Time de plataforma interna: 2 a 4 engenheiros

Uma equipe pequena dedicada a ferramentas compartilhadas: CI/CD, monitoramento, bibliotecas internas, ambientes de teste. Sem isso, cada squad reinventa a roda. Com isso, squads focam no produto e ganham ferramentas consistentes.

O time de plataforma não é um centro de serviço. É um time de produto cujo cliente é a engenharia. Métricas de sucesso: tempo de deploy reduzido, incidentesmenos frequentes, onboarding de novos engenheiros mais rápido.

Distribuição de decisões técnicas

Crie um guia que define o que squads decidem sozinhos (escolhas de framework dentro do squad, design de APIs internas, padrões de teste local) e o que precisa de alinhamento (mudanças de infraestrutura, novas dependências de alto impacto, decisões de segurança).

Esse guia elimina gargalos. Sem ele, tudo passa pelo CTO. Com ele, o CTO só participa quando a decisão realmente afeta a organização inteira.

Regra dos 15% para qualidade técnica

Reserve 15% da capacidade de cada squad para trabalho que não gera feature: refatoração, testes, documentação, atualização de dependências. Não como projeto pontual, mas como prática contínua.

Times que não reservam esse espaço chegam em 18 meses ao ponto em que novas features exigem tanto trabalho de estabilização que o produto para. A prevenção custa menos que a correção.

Programa de onboarding de 30 dias

Primeira semana: ambiente funcionando, primeiro commit, entendimento do domínio. Segunda e terceira semanas: trabalhar em tickets reais com mentoria. Quarta semana: apresentar uma melhoria que o novo engenheiro identificou.

Onboarding bom não é sobre documentação. É sobre experiência guiada que gera confiança e contexto. Engenheiros que fazem bom onboarding permanecem mais tempo e contribuem mais rápido.

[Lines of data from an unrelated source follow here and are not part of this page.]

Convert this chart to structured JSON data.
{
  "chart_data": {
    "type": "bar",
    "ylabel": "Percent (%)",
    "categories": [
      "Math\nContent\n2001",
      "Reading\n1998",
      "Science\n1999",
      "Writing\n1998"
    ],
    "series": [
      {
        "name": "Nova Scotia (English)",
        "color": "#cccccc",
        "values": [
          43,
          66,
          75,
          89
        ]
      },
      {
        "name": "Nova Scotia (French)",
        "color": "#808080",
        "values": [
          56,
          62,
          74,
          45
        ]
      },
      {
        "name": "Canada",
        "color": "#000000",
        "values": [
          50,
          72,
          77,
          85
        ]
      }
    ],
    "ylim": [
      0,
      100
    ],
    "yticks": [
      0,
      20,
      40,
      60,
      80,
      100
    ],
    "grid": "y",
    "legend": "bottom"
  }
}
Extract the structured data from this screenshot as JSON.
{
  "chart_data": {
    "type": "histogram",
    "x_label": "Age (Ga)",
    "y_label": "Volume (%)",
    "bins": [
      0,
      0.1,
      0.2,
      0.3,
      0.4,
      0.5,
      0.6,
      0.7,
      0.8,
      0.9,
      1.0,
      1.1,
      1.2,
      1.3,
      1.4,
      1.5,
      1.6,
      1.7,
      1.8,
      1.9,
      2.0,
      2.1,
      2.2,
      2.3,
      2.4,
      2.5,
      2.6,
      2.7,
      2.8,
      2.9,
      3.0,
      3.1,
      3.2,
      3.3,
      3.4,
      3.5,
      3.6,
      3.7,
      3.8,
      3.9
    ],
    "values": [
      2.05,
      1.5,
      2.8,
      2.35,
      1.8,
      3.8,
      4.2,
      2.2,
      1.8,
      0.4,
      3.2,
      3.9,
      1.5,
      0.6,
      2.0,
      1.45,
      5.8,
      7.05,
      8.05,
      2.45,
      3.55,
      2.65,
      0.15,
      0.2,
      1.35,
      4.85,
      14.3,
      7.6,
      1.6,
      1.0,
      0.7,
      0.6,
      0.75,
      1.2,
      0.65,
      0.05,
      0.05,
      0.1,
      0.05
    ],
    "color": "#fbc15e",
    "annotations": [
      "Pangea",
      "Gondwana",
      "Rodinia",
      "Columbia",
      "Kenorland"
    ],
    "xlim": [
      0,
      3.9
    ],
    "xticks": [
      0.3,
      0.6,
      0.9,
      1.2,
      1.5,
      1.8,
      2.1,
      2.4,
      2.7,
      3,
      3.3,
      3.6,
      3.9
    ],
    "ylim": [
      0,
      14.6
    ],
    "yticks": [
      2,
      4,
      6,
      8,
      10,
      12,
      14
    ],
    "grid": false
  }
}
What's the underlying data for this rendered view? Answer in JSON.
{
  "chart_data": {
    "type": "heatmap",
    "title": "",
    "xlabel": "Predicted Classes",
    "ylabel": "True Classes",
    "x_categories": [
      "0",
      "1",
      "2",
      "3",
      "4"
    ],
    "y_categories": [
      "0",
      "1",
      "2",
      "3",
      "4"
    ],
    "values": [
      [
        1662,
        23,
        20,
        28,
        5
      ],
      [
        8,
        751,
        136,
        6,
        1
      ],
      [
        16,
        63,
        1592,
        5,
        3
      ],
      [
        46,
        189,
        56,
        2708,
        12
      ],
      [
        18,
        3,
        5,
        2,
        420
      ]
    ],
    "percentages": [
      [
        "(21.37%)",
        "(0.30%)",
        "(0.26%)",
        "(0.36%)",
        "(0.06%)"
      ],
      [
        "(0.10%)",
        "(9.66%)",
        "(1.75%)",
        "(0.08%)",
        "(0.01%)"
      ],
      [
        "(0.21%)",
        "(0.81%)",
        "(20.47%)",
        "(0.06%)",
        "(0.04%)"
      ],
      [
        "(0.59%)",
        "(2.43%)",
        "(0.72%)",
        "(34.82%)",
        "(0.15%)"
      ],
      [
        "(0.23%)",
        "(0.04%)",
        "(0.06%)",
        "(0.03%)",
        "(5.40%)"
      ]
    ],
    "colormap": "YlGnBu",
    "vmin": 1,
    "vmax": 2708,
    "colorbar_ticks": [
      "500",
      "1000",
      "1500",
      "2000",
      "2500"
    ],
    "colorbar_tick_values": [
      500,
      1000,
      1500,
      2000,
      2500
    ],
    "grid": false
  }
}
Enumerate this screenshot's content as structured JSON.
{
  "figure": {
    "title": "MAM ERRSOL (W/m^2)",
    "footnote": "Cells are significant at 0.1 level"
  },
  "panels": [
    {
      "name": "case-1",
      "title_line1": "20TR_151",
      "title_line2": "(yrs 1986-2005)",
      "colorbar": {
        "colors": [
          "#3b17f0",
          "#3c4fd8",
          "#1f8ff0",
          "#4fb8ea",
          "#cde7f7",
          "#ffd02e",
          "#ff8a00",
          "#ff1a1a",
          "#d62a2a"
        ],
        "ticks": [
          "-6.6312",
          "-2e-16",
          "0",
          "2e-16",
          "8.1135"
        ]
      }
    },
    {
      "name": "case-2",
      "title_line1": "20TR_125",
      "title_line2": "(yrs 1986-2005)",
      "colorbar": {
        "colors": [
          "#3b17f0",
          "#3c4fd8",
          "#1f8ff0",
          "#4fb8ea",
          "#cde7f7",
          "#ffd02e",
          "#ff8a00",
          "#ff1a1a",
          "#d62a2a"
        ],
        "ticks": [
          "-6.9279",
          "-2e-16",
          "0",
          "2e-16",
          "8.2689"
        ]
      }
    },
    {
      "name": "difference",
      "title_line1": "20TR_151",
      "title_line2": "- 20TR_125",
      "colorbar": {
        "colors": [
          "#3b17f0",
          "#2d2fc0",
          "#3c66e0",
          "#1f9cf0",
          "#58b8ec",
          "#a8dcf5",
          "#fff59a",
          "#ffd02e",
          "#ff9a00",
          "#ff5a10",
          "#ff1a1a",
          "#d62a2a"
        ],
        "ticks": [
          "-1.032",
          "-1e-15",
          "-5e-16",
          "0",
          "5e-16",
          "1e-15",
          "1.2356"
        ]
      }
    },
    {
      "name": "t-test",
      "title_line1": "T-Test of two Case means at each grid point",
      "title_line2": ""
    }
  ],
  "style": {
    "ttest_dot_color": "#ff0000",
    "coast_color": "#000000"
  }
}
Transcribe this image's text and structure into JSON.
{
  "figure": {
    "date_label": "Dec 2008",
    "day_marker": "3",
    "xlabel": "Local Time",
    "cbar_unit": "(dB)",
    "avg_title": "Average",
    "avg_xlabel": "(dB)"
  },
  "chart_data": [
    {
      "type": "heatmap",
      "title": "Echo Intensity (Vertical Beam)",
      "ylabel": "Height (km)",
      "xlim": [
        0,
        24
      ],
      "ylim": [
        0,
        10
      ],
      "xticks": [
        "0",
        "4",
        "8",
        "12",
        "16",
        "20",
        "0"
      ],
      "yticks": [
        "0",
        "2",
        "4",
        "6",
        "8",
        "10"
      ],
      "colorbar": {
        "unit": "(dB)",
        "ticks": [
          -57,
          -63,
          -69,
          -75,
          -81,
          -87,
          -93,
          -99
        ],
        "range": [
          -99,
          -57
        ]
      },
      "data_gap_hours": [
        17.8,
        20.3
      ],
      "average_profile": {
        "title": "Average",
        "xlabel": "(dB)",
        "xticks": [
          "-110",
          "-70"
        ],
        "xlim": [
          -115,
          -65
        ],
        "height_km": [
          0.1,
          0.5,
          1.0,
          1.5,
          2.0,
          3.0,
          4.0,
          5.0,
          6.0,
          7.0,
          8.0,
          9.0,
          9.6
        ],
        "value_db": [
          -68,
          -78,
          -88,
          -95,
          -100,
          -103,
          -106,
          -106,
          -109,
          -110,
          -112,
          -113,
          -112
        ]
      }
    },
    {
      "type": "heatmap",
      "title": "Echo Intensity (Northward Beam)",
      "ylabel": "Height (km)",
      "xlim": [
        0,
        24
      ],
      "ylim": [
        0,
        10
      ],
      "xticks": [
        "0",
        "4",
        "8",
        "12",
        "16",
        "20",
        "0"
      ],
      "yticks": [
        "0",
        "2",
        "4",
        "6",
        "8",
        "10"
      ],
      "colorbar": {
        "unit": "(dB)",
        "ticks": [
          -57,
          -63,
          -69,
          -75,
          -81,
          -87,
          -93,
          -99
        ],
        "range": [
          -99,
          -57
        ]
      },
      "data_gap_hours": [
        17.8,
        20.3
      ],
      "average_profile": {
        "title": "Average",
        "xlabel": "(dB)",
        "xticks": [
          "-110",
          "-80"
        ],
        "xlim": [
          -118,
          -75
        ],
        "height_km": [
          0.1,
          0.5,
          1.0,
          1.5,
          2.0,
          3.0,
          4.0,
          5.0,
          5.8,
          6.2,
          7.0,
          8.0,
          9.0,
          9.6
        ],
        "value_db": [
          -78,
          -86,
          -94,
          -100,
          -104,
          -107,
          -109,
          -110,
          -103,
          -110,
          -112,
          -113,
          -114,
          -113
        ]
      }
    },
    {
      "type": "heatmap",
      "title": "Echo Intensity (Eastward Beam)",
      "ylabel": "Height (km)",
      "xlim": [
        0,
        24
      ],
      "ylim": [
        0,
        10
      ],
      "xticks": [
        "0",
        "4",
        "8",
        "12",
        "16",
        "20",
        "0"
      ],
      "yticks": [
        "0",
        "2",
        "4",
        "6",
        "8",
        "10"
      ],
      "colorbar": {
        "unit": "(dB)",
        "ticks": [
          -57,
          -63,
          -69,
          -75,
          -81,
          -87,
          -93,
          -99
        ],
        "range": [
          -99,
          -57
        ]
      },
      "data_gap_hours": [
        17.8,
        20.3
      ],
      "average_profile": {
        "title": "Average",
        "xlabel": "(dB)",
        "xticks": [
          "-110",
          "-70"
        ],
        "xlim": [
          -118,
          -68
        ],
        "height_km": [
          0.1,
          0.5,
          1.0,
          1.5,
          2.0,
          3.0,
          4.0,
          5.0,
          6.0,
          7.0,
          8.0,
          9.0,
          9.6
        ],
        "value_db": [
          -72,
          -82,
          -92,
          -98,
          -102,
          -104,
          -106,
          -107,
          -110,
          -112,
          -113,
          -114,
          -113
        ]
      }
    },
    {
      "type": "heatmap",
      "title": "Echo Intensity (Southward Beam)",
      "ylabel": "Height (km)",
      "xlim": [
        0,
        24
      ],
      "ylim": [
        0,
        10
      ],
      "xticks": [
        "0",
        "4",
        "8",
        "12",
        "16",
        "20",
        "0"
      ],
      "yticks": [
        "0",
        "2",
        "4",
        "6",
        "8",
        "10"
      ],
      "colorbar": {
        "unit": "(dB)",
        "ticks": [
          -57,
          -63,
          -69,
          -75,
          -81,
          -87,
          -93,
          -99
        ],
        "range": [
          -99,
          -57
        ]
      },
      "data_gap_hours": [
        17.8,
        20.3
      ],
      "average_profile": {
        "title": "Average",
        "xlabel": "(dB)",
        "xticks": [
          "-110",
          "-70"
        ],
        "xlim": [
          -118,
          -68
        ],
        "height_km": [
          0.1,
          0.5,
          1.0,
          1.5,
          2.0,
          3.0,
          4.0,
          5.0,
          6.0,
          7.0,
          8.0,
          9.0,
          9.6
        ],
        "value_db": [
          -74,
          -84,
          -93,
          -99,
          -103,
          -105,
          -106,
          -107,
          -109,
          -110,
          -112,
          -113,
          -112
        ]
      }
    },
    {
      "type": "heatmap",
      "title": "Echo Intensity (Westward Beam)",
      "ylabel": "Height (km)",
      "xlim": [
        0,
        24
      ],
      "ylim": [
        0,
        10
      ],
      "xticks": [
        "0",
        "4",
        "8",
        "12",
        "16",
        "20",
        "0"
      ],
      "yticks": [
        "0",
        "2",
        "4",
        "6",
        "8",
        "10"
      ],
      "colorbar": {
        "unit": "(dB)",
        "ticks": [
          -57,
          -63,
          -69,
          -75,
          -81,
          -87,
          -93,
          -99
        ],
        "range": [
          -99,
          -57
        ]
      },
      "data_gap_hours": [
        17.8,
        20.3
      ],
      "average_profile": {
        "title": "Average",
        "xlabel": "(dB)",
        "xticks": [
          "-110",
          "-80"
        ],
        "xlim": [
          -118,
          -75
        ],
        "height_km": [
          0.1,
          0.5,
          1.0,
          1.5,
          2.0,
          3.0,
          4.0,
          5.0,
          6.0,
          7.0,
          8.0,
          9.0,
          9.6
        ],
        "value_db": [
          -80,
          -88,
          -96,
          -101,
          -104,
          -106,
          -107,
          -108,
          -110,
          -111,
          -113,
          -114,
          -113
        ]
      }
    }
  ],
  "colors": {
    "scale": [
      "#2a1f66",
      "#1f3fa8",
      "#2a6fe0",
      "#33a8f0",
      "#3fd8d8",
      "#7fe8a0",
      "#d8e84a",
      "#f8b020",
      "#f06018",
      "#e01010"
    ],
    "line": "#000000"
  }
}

Medir resultados, não velocidade

Velocity é uma métrica de time, não de organização. Resultados que importam: tempo de ciclo de feature (do pedido ao deploy), taxa de bugs em produção, tempo médio de recuperação de incidente, satisfação do time.

Essas métricas contam a história real da organização. Velocity conta apenas quantos pontos foram fechados, sem dizer se o produto melhorou.